A common lens to theoretically study neural net architectures is to analyze the functions they can approximate. However, constructions from approximation theory may be unrealistic and therefore less meaningful. For example, a common unrealistic trick is to encode target function values using infinite precision. To address these issues, this work proposes a formal definition of statistically meaningful (SM) approximation which requires the approximating network to exhibit good statistical learnability. We study SM approximation for two function classes: boolean circuits and Turing machines. We show that overparameterized feedforward neural nets can SM approximate boolean circuits with sample complexity depending only polynomially on the circuit size, not the size of the network.

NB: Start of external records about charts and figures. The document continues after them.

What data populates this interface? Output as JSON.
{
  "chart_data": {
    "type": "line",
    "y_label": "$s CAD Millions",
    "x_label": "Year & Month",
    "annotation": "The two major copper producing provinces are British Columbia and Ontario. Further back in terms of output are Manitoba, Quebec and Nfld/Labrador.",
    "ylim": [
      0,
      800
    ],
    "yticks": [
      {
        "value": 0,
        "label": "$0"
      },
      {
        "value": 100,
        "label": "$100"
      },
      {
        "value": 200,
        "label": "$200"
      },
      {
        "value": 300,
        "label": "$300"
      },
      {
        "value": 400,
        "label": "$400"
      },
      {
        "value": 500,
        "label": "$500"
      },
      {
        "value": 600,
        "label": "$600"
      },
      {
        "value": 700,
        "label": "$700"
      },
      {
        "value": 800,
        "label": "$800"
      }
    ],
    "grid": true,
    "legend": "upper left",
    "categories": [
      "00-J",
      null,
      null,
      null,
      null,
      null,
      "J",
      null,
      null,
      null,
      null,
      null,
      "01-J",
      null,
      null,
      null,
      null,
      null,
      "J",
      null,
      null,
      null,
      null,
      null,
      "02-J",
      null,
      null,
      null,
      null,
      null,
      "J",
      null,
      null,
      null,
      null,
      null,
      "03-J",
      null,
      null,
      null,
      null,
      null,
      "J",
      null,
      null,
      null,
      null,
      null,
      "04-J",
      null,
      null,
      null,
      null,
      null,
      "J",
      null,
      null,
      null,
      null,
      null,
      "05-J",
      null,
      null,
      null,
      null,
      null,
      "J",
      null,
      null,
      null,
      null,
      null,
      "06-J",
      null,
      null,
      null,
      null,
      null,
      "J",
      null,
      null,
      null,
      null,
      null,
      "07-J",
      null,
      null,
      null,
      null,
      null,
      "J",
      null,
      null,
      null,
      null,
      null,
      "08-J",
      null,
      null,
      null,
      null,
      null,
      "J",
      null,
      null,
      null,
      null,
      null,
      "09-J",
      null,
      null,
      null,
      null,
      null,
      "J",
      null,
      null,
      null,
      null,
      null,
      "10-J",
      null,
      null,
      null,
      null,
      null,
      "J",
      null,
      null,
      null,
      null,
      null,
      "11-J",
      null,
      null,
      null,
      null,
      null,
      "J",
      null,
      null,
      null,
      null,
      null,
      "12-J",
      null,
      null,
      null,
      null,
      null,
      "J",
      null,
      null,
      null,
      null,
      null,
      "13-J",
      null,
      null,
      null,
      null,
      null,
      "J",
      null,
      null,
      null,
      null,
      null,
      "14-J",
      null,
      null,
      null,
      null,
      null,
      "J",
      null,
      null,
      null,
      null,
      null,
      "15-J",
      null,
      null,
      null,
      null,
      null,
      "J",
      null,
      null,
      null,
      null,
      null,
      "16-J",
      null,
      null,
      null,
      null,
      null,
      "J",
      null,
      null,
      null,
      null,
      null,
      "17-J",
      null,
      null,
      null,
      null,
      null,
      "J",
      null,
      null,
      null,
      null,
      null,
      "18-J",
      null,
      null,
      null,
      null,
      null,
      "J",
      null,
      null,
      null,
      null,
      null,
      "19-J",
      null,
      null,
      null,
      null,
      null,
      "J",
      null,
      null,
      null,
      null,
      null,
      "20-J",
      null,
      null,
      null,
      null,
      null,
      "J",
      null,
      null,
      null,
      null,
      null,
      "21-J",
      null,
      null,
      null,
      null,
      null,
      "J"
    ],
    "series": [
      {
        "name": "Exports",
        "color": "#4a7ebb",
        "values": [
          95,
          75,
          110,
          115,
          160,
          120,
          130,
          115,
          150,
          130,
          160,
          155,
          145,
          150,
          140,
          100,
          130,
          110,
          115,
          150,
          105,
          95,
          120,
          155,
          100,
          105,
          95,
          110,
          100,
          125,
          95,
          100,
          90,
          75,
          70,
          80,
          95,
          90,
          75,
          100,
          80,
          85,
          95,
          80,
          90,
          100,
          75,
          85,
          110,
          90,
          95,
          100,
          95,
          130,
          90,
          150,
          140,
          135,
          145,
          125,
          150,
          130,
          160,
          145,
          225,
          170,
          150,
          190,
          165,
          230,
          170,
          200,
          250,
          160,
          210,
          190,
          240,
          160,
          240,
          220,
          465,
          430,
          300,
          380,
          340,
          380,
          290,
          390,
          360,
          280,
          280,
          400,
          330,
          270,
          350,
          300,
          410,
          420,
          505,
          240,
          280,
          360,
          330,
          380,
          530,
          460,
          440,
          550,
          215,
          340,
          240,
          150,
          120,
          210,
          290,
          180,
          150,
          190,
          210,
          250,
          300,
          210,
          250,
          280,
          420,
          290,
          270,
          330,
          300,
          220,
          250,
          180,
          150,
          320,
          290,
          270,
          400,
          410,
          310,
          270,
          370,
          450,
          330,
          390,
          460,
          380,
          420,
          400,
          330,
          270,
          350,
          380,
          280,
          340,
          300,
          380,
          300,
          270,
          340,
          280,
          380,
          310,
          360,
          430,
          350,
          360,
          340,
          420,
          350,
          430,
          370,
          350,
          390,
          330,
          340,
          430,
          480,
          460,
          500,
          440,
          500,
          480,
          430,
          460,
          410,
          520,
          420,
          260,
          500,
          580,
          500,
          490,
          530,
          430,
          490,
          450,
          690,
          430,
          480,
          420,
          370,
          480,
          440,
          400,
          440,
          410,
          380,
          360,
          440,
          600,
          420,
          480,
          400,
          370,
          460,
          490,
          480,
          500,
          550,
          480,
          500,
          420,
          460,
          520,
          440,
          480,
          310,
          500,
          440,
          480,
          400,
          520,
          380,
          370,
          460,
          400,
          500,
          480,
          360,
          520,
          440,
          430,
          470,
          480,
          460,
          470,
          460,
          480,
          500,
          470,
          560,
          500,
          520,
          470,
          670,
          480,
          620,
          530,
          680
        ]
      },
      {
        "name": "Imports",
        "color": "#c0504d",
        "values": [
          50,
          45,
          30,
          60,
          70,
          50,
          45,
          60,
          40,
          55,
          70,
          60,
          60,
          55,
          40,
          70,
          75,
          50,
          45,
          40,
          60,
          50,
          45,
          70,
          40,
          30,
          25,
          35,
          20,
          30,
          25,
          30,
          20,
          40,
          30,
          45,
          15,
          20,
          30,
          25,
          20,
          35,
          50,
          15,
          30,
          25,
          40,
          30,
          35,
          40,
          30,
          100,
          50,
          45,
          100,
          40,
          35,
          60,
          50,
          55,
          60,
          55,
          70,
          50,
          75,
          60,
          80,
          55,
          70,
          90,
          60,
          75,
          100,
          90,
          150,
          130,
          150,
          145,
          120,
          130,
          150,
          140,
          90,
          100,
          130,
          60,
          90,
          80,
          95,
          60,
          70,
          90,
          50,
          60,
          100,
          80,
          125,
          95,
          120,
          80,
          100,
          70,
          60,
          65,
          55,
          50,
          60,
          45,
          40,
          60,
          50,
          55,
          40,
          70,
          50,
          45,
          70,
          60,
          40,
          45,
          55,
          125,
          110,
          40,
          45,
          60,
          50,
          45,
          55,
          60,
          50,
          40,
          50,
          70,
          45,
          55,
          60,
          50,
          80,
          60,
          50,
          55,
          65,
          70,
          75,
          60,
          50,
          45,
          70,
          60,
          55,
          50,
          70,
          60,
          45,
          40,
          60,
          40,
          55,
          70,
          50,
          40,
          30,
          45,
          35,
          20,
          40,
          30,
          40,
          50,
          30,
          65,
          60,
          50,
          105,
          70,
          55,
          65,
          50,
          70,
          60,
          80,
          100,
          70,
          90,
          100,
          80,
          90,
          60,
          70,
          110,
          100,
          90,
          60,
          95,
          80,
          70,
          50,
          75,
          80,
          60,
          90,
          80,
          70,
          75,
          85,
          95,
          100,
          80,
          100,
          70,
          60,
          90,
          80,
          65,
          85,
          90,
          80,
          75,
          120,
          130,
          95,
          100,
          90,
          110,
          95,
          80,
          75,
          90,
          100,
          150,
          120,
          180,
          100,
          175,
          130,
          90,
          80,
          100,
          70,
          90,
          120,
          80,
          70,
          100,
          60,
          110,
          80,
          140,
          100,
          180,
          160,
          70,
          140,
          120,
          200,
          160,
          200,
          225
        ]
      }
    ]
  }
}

In addition, we show that transformers can SM approximate Turing machines with computation time bounded by $T$ with sample complexity polynomial in the alphabet size, state space size, and $\log (T)$. We also introduce new tools for analyzing generalization which provide much tighter sample complexities than the typical VC-dimension or norm-based bounds, which may be of independent interest.
翻译:----
统计上有意义的近似算法:基于Transformer的图灵机近似案例研究
Translated abstract:
本文提议了一种形式化的“统计上有意义的”(SM)近似定义,要求近似网络具有良好的统计可学性。我们研究了两类函数的SM近似:布尔电路和图灵机。我们证明过度参数化的前向神经网络可以用多项式级别的样本复杂度(而不是网络大小)对布尔电路进行SM近似。此外,我们证明了Transformer可以使用以字母表大小、状态空间大小和$\log (T)$为多项式的样本复杂度SM近似图灵机计算时间限制在$T$内。我们还介绍了用于分析泛化的新工具,提供比典型的VC维或基于范数的边界更紧的样本复杂度,这可能是独立意义的。